NOT: Thinnet'te kullanılan tüm bu konnektörler BNC konnektörler olarak anılıyor.
BNC'nin Bayonet Nut Connector, Bayonet Navy Connector, Bayonet Neil Cofflin(konnektörün mucidi olduğu sanılan kişi), British Navy Connector veya Bayonet Nut Coupling 'den geldiğine dair rivayetler var, siz kısaca BNC(bi en si) diyebilirsiniz.
Kabloya BNC ucu takmak için özel bir sıkma aletine ihtiyacınız olabilir. Konnektörün içindeki iğnenin içi deliktir. Koaksiyelin içindeki bakır tel bu deliğe sokulur ve iğne sıkma aleti ile sıkılır. Daha sonra da koaksiyelin metal zırhına tam temas edecek şekilde konnektörün dış tarafı sıkılır. Hiçbir şekilde koaksiyelin ortasından geçen bakır tel dıştaki metal örgüye temas etmemelidir. Aksi halde kısadevre durumu olur ve ağ çalışmaz.
Düzgün yapılmış bir bağlantı
Sıkma aleti
İçteki uç konnektörün dışına değmemeli
Adım adım nasıl yapıldığına bakalım:
Sıkacağımız dış halka, ilk başta koaksiyele geçirilmeli
Kablonun ucunu açıyoruz.
Halka geçirildi. Ve ortadaki uca iğne takıldı.
İğneyi sıkıyoruz.
İğneyi konnetörün içine sokuyoruz.
Dıştaki ince tel parçaları (koaksın metal zırhı) konnetörün iğneyi soktuğumuz borusunun dışında kalacak.
Arkadaki halkayı sonuna kadar konnektöre doğru itip sıkıyoruz. Böylece metal zırh konnetörün tamamına bağlandı, ortadaki bakır tel ise yalnızca konnektörün içindeki iğneye bağlı.
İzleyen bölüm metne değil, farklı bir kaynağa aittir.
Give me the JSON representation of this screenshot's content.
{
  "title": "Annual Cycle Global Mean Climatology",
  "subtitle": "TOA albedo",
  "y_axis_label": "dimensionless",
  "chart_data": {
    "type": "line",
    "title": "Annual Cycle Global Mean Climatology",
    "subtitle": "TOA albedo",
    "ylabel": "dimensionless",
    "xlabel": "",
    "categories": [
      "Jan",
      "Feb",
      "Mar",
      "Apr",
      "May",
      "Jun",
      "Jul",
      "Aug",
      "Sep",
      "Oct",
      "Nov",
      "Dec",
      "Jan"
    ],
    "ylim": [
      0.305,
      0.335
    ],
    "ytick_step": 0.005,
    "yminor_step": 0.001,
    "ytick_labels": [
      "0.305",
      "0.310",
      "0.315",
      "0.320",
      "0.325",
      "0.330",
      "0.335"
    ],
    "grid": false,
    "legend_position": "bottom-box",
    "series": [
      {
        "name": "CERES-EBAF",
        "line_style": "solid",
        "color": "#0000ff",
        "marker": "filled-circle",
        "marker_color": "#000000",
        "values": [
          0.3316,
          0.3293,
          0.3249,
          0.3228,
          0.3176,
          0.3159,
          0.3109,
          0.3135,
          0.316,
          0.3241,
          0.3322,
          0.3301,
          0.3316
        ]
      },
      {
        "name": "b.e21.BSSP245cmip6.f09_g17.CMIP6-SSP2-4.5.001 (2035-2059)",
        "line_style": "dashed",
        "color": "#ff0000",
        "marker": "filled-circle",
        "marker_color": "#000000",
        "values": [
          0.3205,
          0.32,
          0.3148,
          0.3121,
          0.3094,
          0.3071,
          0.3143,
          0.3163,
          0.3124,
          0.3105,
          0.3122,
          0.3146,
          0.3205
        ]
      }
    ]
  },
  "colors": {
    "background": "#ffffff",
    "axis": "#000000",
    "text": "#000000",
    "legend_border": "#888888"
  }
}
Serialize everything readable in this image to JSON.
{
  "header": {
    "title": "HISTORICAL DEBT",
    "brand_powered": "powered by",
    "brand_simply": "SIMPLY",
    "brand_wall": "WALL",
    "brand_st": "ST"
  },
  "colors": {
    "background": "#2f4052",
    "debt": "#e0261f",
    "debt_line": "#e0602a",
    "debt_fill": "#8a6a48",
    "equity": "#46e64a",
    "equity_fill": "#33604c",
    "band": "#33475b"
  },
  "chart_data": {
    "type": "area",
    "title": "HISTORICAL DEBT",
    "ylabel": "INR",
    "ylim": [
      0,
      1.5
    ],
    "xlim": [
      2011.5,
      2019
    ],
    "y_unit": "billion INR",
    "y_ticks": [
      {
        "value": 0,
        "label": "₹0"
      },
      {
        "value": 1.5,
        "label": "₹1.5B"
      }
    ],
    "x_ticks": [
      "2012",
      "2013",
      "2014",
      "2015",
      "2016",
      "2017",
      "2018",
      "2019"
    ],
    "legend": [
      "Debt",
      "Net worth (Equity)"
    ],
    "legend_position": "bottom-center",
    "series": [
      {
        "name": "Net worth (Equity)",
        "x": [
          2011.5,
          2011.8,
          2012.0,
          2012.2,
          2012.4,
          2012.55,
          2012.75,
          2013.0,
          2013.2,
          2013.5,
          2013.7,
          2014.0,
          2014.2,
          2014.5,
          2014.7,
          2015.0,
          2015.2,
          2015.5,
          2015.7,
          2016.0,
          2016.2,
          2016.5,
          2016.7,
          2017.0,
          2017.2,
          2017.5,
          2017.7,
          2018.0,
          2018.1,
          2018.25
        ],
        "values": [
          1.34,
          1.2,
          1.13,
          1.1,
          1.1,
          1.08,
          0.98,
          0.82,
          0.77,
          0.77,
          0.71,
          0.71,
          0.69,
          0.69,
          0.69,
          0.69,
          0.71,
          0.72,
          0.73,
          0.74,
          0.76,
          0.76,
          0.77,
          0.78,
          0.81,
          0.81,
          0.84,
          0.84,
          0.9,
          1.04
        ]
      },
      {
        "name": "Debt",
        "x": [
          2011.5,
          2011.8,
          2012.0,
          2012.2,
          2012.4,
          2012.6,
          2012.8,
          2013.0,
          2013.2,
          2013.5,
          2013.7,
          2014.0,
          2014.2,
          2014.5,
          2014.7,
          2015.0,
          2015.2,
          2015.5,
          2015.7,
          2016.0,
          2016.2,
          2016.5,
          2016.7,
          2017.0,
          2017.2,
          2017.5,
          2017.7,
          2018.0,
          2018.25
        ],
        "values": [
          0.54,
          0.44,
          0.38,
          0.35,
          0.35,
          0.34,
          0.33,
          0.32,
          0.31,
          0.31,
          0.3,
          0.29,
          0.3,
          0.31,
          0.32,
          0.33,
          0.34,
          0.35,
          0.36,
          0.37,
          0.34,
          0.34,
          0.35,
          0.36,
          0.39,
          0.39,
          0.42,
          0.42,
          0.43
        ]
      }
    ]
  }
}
Bazı uçlar ise (dandik olanlar) yankeski, tornavida gibi aletlerle koaksiyelin ucuna takılacak şekilde olabiliyor. Altta böyle bir örnek görüyorsunuz, bağlantının üstü geniş plastik kapaklar ile örtülü.
Konnektör hiçbir zaman böyle direk olarak karta takılmaz.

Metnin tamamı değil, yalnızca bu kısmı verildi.